Tardou o tempo necessário para que os leitores brasileiros entrassem em contato com A Universidade desconhecida, de Roberto Bolaño, que nos chega através do exímio trabalho de tradução já reconhecido de Josely Vianna Baptista. Trata-se de um livro póstumo organizado pelos herdeiros responsáveis pelo arquivo do escritor, singularizado por Carolina López, a última mulher com quem ele conviveu. Embora, a generosa antologia reúna algum trabalho que Bolaño deu forma final, como os textos de “Gente que se afasta” apresentado como Amberes (Anagrama, 2002), e outros conjuntos tenham servido para pleitear algum lugar na concorrência dos vários prêmios literários que buscou, grande parte do material é inédita e foi organizada a partir de várias pistas deixadas por um homem assombrado com a morte e com o desamparo de um filho em criança.
 
Não tanto a crítica mais sistematizada pelos dogmas da teoria, mas se reitera com cada vez mais senso de verdade, não sem certa ignorância que a poesia ou qualquer outro gênero para designar uma obra (ou mesmo o gênero literário) é uma etiqueta que o escritor pode se valer ao sem entender. A literatura, sabemos, é um manancial de disparates. O escritor, como qualquer outro leitor, é livre para fazer as afirmações e acreditar nas definições que quiser; espanta é a crítica comprar esse saber como verdade inconteste, desfazendo-se, veja bem, de uma das suas funções, construir alguma ordem entre o complexo emaranhado de sandices e sistematizar esse imenso manancial construído pela liberdade criativa. Não quer isso dizer, esclareça-se, que a crítica é uma determinante e detentora da palavra final sobre o fenômeno poético; é possível que seja uma linha a mais na aporia, entretanto, sua tarefa é problematizar o controverso, abrir possibilidades melhor ajustadas para os leitores. Em miúdos, o escritor escreve, o crítico critica. Quando esses lugares são trocados, o resultado nem sempre é, por limitações próprias do saber, convincente e facilmente questionável.
 
O livro de Roberto Bolaño publicado apenas quatro anos depois da morte do escritor é, desde sempre, referido como poesia. É assim que se identifica desde à entrada — como se o termo fosse uma placa para os desavisados que só então sabiam do romancista. O designado não partiu da crítica, parece, nem dos organizadores do material aí reunido; esses apenas compraram, sem grandes resistências, a definição aposta pelo autor dos escritos, quem, aliás, confessou publicamente reiteradas vezes o apreço pelo gênero em relação à prosa e a aspiração de ser reconhecido como poeta e não como ficcionista.

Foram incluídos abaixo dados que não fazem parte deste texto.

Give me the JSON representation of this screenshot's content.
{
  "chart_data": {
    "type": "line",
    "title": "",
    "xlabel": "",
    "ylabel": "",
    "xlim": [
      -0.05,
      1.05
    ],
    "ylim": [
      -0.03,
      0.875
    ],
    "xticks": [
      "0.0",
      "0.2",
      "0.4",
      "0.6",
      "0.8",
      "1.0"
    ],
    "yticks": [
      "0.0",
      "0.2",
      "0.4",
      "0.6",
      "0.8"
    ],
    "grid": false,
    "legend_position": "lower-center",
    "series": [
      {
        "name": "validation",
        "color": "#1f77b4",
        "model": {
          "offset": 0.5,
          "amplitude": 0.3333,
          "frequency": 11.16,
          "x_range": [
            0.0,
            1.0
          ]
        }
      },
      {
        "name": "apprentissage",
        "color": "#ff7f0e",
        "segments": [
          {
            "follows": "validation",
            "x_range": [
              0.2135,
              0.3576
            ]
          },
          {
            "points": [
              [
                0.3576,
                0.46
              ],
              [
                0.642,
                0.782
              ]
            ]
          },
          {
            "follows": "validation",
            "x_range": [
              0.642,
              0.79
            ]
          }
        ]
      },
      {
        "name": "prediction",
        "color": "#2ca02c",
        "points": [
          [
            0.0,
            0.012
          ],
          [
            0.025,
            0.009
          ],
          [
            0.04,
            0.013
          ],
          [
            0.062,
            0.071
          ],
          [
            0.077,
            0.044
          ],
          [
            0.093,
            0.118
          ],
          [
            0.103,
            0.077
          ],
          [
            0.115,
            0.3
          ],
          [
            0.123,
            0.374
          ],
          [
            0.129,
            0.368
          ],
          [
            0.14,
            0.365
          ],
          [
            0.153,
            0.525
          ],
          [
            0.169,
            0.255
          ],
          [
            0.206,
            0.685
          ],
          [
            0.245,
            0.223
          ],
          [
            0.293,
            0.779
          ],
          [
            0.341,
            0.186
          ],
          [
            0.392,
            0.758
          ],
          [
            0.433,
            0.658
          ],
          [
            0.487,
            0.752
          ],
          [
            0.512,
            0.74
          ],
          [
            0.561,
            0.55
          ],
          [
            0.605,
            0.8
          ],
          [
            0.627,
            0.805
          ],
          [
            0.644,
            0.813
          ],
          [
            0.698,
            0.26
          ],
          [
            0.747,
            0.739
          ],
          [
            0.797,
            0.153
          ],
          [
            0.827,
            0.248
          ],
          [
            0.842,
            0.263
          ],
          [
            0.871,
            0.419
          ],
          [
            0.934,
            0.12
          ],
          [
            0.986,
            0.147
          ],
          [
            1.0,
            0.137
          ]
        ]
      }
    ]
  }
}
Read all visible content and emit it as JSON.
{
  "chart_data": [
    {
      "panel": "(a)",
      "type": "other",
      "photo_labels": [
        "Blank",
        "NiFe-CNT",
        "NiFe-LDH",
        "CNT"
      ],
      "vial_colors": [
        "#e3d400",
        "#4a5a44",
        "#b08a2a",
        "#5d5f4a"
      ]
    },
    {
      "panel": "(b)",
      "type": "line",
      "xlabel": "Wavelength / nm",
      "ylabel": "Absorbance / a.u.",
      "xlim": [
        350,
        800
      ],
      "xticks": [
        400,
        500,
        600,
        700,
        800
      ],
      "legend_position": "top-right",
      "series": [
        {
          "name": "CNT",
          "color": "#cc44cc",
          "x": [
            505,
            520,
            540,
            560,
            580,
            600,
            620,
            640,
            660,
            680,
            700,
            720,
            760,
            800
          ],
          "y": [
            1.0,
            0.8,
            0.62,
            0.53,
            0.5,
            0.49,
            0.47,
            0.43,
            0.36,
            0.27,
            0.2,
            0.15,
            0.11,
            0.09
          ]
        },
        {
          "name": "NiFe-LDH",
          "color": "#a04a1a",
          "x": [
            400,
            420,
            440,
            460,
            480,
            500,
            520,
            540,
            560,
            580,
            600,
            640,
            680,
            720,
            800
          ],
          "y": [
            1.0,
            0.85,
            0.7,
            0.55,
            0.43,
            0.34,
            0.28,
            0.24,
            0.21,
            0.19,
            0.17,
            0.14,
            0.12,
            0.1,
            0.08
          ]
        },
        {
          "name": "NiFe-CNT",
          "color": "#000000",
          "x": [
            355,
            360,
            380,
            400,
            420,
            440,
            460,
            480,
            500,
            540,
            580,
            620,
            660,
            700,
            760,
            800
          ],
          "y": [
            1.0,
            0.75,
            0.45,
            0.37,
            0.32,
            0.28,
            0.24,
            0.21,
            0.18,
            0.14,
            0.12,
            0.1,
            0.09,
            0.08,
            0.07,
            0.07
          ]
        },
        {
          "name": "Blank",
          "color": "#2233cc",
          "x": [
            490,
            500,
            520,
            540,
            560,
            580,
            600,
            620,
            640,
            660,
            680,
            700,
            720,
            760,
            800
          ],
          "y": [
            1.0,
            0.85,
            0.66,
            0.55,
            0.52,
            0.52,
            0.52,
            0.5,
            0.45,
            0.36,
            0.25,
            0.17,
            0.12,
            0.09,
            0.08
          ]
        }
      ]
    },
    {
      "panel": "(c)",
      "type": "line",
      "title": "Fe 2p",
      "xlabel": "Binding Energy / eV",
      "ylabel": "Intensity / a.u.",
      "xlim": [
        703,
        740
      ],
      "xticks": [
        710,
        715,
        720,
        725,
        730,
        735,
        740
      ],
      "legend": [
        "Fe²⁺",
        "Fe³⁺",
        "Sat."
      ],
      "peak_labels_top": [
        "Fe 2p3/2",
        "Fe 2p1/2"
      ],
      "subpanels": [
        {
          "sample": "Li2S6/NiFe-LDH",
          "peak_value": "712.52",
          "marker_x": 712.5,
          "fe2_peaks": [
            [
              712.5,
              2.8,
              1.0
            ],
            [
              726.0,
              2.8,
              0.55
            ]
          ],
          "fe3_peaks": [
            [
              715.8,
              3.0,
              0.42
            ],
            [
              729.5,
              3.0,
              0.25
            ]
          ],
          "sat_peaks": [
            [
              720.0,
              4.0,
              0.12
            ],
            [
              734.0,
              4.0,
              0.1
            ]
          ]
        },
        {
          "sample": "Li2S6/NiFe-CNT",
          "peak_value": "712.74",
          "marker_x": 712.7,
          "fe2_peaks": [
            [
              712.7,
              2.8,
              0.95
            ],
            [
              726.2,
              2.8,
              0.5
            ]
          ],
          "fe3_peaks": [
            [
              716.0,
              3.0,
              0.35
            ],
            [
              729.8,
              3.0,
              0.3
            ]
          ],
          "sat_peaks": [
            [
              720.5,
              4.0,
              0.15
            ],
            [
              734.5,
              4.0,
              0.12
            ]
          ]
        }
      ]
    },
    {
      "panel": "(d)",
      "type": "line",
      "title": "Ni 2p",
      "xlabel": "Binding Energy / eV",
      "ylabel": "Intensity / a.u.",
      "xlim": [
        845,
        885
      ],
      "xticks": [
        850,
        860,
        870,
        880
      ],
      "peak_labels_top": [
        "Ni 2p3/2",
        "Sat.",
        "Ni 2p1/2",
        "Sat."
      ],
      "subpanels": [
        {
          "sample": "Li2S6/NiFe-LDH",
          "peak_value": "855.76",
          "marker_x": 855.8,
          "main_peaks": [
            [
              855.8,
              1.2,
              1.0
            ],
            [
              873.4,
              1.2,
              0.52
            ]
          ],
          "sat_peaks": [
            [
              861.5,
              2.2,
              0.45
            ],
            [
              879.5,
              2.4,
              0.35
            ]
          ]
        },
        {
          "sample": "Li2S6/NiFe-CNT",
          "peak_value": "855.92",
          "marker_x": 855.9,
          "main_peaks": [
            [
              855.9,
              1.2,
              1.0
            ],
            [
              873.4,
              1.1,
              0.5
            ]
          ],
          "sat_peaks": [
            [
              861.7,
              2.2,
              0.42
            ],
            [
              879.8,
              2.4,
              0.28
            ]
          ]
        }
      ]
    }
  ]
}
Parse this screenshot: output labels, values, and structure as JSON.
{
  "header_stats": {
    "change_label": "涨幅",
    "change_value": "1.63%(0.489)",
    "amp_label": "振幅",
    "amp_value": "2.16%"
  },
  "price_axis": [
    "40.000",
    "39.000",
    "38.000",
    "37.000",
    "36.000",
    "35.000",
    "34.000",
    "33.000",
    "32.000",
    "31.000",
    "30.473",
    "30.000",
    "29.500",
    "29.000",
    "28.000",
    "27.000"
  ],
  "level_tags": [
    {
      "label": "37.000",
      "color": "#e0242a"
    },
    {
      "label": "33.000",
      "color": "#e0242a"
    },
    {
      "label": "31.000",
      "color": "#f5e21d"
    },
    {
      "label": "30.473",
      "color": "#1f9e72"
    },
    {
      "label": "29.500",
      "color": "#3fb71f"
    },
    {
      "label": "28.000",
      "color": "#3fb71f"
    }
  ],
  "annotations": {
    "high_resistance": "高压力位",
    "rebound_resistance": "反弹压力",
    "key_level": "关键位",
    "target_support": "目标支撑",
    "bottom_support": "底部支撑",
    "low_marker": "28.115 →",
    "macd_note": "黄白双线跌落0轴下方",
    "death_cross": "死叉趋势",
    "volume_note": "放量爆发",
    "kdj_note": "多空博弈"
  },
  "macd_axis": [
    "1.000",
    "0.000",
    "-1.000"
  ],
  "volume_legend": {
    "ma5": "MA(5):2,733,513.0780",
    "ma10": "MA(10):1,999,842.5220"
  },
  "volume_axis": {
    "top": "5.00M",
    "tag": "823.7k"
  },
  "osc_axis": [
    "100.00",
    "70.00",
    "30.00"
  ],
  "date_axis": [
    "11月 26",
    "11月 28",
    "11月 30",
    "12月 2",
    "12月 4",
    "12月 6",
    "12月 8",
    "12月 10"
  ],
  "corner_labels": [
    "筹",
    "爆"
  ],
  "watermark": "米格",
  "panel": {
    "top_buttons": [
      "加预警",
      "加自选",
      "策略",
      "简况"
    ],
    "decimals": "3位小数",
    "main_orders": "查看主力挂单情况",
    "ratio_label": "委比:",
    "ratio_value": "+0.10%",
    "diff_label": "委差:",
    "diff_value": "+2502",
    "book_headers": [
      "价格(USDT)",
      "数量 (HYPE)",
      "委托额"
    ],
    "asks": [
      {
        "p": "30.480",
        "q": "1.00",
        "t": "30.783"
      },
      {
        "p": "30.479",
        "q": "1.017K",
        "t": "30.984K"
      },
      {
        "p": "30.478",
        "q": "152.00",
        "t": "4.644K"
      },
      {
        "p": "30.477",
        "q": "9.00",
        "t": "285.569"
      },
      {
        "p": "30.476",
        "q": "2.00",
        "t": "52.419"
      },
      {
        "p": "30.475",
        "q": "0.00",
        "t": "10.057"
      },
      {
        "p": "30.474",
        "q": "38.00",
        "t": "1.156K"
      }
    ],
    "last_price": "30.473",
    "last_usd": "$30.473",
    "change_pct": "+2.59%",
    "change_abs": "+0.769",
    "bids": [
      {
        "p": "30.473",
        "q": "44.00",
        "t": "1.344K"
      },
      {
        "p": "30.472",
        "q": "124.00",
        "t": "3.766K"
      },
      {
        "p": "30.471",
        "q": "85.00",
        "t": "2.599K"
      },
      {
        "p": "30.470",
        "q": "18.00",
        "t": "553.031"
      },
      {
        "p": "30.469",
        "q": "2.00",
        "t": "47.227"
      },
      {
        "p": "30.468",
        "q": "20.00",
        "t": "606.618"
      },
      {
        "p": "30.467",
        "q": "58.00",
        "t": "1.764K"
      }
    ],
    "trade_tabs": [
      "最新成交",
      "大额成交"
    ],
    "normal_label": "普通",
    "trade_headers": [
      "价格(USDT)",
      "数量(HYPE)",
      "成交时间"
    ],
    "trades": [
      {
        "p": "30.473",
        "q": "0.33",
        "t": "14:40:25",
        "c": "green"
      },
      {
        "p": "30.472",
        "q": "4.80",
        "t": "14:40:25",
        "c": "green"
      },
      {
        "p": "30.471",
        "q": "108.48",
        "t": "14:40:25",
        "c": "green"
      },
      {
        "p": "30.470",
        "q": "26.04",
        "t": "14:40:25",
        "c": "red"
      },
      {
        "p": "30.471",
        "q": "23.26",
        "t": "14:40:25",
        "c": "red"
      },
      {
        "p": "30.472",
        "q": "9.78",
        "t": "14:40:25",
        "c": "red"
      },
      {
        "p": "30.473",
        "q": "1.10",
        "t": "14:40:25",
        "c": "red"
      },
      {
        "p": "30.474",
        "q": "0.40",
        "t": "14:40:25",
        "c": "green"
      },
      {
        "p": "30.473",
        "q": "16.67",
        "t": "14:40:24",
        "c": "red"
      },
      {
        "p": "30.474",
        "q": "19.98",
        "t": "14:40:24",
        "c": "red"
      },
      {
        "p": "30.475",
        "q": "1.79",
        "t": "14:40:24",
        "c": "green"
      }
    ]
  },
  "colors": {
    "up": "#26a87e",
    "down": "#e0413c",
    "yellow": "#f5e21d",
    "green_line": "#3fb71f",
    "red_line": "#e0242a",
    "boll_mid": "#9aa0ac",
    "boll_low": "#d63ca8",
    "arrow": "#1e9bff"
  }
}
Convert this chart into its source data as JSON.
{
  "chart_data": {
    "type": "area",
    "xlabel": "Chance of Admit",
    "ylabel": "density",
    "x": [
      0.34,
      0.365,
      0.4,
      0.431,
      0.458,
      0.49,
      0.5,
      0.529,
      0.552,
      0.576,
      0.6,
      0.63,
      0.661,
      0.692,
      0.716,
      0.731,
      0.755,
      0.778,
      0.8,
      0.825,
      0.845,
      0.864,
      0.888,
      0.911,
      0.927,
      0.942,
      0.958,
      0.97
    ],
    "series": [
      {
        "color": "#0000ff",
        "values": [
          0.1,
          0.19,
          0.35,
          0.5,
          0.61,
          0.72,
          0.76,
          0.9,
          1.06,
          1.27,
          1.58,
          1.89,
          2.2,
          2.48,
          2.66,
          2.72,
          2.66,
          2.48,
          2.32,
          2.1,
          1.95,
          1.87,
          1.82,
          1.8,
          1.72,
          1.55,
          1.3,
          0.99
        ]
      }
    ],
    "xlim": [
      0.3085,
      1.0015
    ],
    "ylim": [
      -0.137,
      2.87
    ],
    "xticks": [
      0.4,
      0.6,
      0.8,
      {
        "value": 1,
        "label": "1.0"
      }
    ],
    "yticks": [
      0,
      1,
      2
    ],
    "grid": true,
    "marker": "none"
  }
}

E, se considerarmos algumas das predileções poéticas — muitas delas direta ou indiretamente referidas em A universidade desconhecida, diríamos que Bolaño lutou para pertencer a estirpe dos poetas de vanguarda latino-americanos. Isso fica visível ainda em várias circunstâncias de sua obra, que, embora se repita nos mesmos temas (o próprio ofício, os amores, certos cotidianos) e certas figuras (o tira, o corcunda, a adolescente inconsequente, os artistas de convívio), é sempre marcada pela presença no seu interior de uma variabilidade formal, isso que também acrescentamos ao que chamamos por obsessões da criação.
 
O caso é que entre se afirmar poeta e ser poeta existe uma longa distância. E pouco importa que o candidato tenha levado a vida inteira a tentar o ofício. Não se forma poeta — ou qualquer outra profissão — pelo cansaço da autoafirmação. O poeta Roberto Bolaño não conseguiu ficar ao lado dos poetas chilenos, ainda que em seu país, tenha se estabelecido uma rica variedade criativa que se assume em resposta aos modelos que ficaram reconhecidos universalmente — pensamos, claro está, na tradição vanguardista individualmente atuante a partir da negação dos modelos de poesia praticados por uma Gabriela Mistral e um Pablo Neruda. O fracasso de Bolaño talvez nunca tenha sido admitido, seja porque nas várias entrevistas confesse seu interesse em ser poeta sem aceitar nas recusas — que sempre lhe foram persistentes — como verdadeiras, seja porque até os últimos dias de sua vida teimou em organizar o livro de 2007, seja porque nesses instantes finais continuou a tentar vestir o papel de poeta com o qual conseguirá enganar alguns pela emotividade empregada para fazer as tintas dos seus últimos textos mas que nunca conseguiu trajar naturalmente.
 
As primeiras tentativas para o controverso livro datam de final dos anos setenta do século XX, quando Roberto Bolaño organiza um arquivo com esse título, La Universidad Desconocida, reunindo textos situados entre 1978 e 1981; segundo Carolina López, na nota escrita para a edição final, trata-se de uma versão anterior a 1984, uma vez que numa das cópias, o datiloscrito se apresenta como “Concorrente ao prêmio Villa de Martorell 1984”. A partir de então, o livro se tornou uma espécie de arquivo aberto, sempre pronto para receber novos textos; poderíamos chamá-lo de livro-rizoma, se considerarmos que as visitas realizadas pelo escritor ao centro dos primeiros escritos contribuem para a formação de outros textos ou ainda que outros livros ou brotos deles, pensados independentes, encontraram a possibilidade de se enganchar num projeto que tanto teve seu fim adiado que se viu tragado pelo próprio fim. Isto é, o arquivo permaneceu indefinidamente aberto.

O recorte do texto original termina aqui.